Folgende Maßnahmen unterstütze ich:
• Ächtung von sexueller Gewalt in bewaffneten Konflikten
• Frauen und Mädchen brauchen mehr Rechtsschutz im Internationalen Völkerrecht.
• Massenvergewaltigungen als Kriegsverbrechen deklarieren und Anklage
der Peiniger vor dem internationalen Gerichtshof in Den Haag.
• Missionen der UN-Friedenstruppe in Konfliktgebieten und Blauhelmeinsätze auch unter deutscher Beteiligung im Rahmen friedenssichernder und erhaltender Maßnahmen sind als wirksames Instrument gegen Gewaltexzesse auszubauen
• Die Bundesregierung muss im Rahmen ihrer Einbindung in internationale Organisation (UNO; NATO; EU, OECD etc.) dafür Sorge tragen, dass das Thema auf der Tagesordnung bleibt.
• Sanktionen gegen sexuelle Gewalt müssen im nationalen Recht der einzelnen Staaten besser verankert werden.
• Einzelne Länder müssen unterstützt werden, bei der Prävention von Gewalt gegen Frauen. (Aufklärungskampagnen von Männern und Frauen, die für einen Mentalitätswechsel in den betroffenen Ländern sorgen)
• Opfer von Vergewaltigungen und sexueller Gewalt müssen ermutigt werden, ihre Peiniger anzuzeigen.
• Die Zusammenarbeit im Rahmen der Entwicklungshilfe mit humanitären Organisationen vor Ort bei der Betreuung und Rehabilitation von Opfern ist zu intensivieren.
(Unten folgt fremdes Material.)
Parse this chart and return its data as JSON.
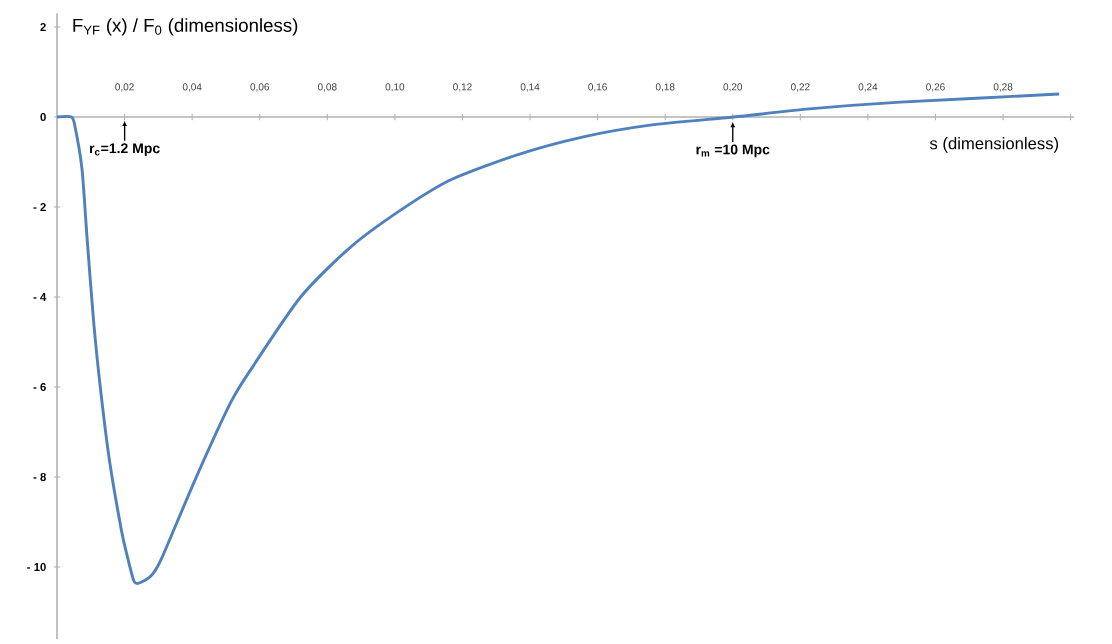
{
  "chart_data": {
    "type": "line",
    "ylabel": "F$_{YF}$ (x) / F$_{0}$      (dimensionless)",
    "xlabel": "s (dimensionless)",
    "annotations": [
      "r$_{c}$=1.2 Mpc",
      {
        "text": "r$_{m}$ =10 Mpc",
        "x": 0.2,
        "y": 0
      }
    ],
    "x": [
      0,
      0.0043,
      0.0054,
      0.0074,
      0.0089,
      0.0109,
      0.013,
      0.0156,
      0.0191,
      0.0207,
      0.0227,
      0.0242,
      0.0278,
      0.0309,
      0.041,
      0.0513,
      0.0573,
      0.0721,
      0.0869,
      0.1017,
      0.1164,
      0.1362,
      0.1558,
      0.1756,
      0.2002,
      0.2227,
      0.2496,
      0.2966
    ],
    "series": [
      {
        "color": "#4f81bd",
        "values": [
          0,
          0,
          -0.24,
          -1.16,
          -2.69,
          -4.6,
          -6.13,
          -7.67,
          -9.2,
          -9.73,
          -10.3,
          -10.36,
          -10.2,
          -9.82,
          -8.04,
          -6.36,
          -5.62,
          -4.0,
          -2.89,
          -2.07,
          -1.4,
          -0.84,
          -0.44,
          -0.18,
          0.0,
          0.18,
          0.33,
          0.51
        ]
      }
    ],
    "xlim": [
      0,
      0.301
    ],
    "ylim": [
      -11.6,
      2.3
    ],
    "xticks": [
      {
        "value": 0.02,
        "label": "0,02"
      },
      {
        "value": 0.04,
        "label": "0,04"
      },
      {
        "value": 0.06,
        "label": "0,06"
      },
      {
        "value": 0.08,
        "label": "0,08"
      },
      {
        "value": 0.1,
        "label": "0,10"
      },
      {
        "value": 0.12,
        "label": "0,12"
      },
      {
        "value": 0.14,
        "label": "0,14"
      },
      {
        "value": 0.16,
        "label": "0,16"
      },
      {
        "value": 0.18,
        "label": "0,18"
      },
      {
        "value": 0.2,
        "label": "0,20"
      },
      {
        "value": 0.22,
        "label": "0,22"
      },
      {
        "value": 0.24,
        "label": "0,24"
      },
      {
        "value": 0.26,
        "label": "0,26"
      },
      {
        "value": 0.28,
        "label": "0,28"
      },
      {
        "value": 0.3,
        "label": null
      }
    ],
    "yticks": [
      2,
      0,
      {
        "value": -2,
        "label": "- 2"
      },
      {
        "value": -4,
        "label": "- 4"
      },
      {
        "value": -6,
        "label": "- 6"
      },
      {
        "value": -8,
        "label": "- 8"
      },
      {
        "value": -10,
        "label": "- 10"
      }
    ],
    "grid": false,
    "marker": "none",
    "line_style": "solid"
  }
}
• Entwicklungshilfeprojekte zur Prävention und Rehabilitation der Opfer sind auszudehnen
• Aufnahme von Opfern sexueller Gewalt in Kriegen zum Zwecke der Genesung auch in Ländern der EU
Frage 3:
Der Menschenhandel hat in unserer globalisierten Welt drastisch zugenommen. Häufig sind es organisierte Schleuserbanden, die illegal Menschen aus Armutsregionen in die Länder der EU schmuggeln. Die betroffenen Flüchtlinge haben meist ihr ganzes Vermögen für die Flucht ausgegeben. Viele wurden unter falschen Versprechungen nach Deutschland gelockt. In zahlreichen Fällen handelt es sich um junge Frauen und Mädchen, die in Deutschland zur Prostitution gezwungen wurden. Sie sind häufig so eingeschüchtert, dass sie nur schwer vor Gericht zu einer Aussage gegen ihre Peiniger bewegt werden können. Besonders wichtig ist deshalb eine sozialpädagogische Betreuung der Opfer in Deutschland. Münchner Einrichtungen wie der Flüchtlingsrat leisten hier eine vorbildliche Arbeit. Es ist wichtig, Illegale aus der rechtlichen Grauzone herauszuholen. Die Konvention des Europarates zur Bekämpfung des Menschenhandels und die Opferschutzrichtlinie bieten den Opfern mehr Rechtssicherheit. Die Richtlinie sieht einen Aufenthaltstitel für die Opfer von Menschenhandel, auch wenn sie illegal im Land sind, vor. Bei der Bekämpfung des Menschenhandels sollen sie nur freiwillig mit den Behörden kooperieren und erhalten eine Bedenkzeit. Schleuserringe lassen sich außerdem durch eine Verbesserung der internationalen polizeilichen Zusammenarbeit stärker bekämpfen. Auch die Ausbeutung von Arbeitsmigranten, die mit Dumpinglöhnen abgespeist werden, ist zu stoppen. Die Konvention des Europarates zur Bekämpfung des Menschenhandels und die Opferschutzlinie ist zu begrüßen und deren Umsetzung in nationales Recht der EU-Staaten ist mit Nachdruck zu unterstützen.
Am 14. Juni 2007 hat der Deutsche Bundestag Änderungen im Zuwanderungsrecht durch das Gesetz zur Umsetzung Aufenthalts- und asylrechtlicher Richtlinien der EU“ beschlossen. Damit wird u.a. die Richtlinie 2004/81/EG umgesetzt. Allerdings ist laut §15a Abs. 1 die Unterbringung der von Menschenhandel Betroffenen in Sammelunterkünften vorgesehen. Dies ermöglicht nach meiner Einschätzung keinen ausreichenden Schutz der Betroffenen, keine Möglichkeit der Loslösung von den Tätern und keine bedarfsgerechte Unterstützung. Handlungsbedarf von Seiten der Politik im Bereich Asylrecht und gesetzliche Nachbesserungen sind deshalb geboten.